Duncan lifted my hand and leaned forward, elbows on the bed, rubbing my knuckles against his cheek. His beard stubble was a delicious cat’s-tongue rasp of pleasurable friction against my skin. He didn’t look good. His eyes were shadowed, and his mouth was grim. I tried to speak to him, but my muscles wouldn’t respond.
“Don’t talk,” he ordered, frowning. “Rest.”
I finally got words out, letting them ride on the outbreath. “Did I thank you for saving my life?”
A smile softened the grim cast of his face. “Not in the last thirty-six hours.”
“Ah. Well.” I squeezed his hand. “For the record. Thanks. You always come through for me.”

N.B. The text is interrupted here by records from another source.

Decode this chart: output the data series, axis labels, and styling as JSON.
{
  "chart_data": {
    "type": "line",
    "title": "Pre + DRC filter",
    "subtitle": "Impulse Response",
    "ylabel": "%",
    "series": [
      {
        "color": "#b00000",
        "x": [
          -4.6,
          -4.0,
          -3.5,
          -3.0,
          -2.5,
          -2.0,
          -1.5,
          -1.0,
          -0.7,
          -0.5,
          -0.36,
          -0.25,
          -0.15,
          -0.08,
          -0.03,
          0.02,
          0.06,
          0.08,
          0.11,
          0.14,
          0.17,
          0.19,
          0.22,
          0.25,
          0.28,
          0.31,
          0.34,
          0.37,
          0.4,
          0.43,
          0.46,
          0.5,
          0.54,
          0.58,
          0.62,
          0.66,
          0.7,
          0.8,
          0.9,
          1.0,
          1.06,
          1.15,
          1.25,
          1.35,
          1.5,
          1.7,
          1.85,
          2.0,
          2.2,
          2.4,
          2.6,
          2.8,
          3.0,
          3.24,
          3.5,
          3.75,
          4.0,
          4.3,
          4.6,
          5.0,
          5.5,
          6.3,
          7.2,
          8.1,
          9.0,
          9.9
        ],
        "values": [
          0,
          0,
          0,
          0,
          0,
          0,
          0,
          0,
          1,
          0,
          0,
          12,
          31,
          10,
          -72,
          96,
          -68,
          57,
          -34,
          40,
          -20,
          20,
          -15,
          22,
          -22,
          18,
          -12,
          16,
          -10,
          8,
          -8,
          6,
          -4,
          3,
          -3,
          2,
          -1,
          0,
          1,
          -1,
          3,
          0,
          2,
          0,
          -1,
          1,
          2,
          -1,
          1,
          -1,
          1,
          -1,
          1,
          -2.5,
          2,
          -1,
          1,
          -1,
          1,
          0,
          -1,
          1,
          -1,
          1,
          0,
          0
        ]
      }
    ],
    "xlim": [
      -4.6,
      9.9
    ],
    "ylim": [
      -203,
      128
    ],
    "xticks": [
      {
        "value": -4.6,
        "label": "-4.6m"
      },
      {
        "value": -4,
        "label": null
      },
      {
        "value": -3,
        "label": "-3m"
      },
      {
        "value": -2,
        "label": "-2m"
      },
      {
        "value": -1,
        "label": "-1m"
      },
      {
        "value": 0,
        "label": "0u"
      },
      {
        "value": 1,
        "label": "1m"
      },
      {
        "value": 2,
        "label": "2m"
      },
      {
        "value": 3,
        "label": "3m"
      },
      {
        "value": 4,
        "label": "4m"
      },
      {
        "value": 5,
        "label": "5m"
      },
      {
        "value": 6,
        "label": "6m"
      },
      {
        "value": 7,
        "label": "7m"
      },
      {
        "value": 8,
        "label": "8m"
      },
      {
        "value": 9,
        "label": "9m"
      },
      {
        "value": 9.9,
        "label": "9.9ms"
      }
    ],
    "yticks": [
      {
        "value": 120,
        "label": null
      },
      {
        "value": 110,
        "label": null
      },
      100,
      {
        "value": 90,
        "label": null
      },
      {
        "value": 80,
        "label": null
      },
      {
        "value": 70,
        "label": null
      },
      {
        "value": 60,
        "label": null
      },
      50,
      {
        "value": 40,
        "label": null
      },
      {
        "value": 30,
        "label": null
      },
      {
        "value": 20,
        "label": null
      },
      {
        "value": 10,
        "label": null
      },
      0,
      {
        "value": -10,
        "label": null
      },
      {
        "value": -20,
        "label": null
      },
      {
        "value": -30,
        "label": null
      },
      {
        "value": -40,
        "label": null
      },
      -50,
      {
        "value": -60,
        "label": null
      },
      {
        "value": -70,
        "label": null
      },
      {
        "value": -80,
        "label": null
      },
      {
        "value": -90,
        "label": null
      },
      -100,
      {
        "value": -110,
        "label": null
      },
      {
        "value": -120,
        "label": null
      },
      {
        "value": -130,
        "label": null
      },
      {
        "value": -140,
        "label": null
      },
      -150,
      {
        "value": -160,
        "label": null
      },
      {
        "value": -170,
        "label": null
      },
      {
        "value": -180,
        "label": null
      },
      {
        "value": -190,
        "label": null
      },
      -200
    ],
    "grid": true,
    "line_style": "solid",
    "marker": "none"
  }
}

There was so much to say to him it was bottlenecked inside me. Then suddenly, my memories coalesced—and with them, a clutch of fear. “Elsie?” I asked. “Wesley?”
“They’re okay,” he assured me. “Elsie was treated for shock and a knock on the head—your sisters told me—but she’s already getting a huge charge out of being a local celebrity. She’s in hog heaven, giving interviews to the local paper from her hospital bed. Wesley’s pretty bad, but he’s in stable condition. The bullet missed his vital organs. He lost a lot of blood, but he should be okay.”
“Thank God,” I murmured. My eyes drifted closed again. I felt like a radio, tuning in and out of the frequency of consciousness, but Duncan was always there, like a rock coming in and out of view in the mist. So comforting.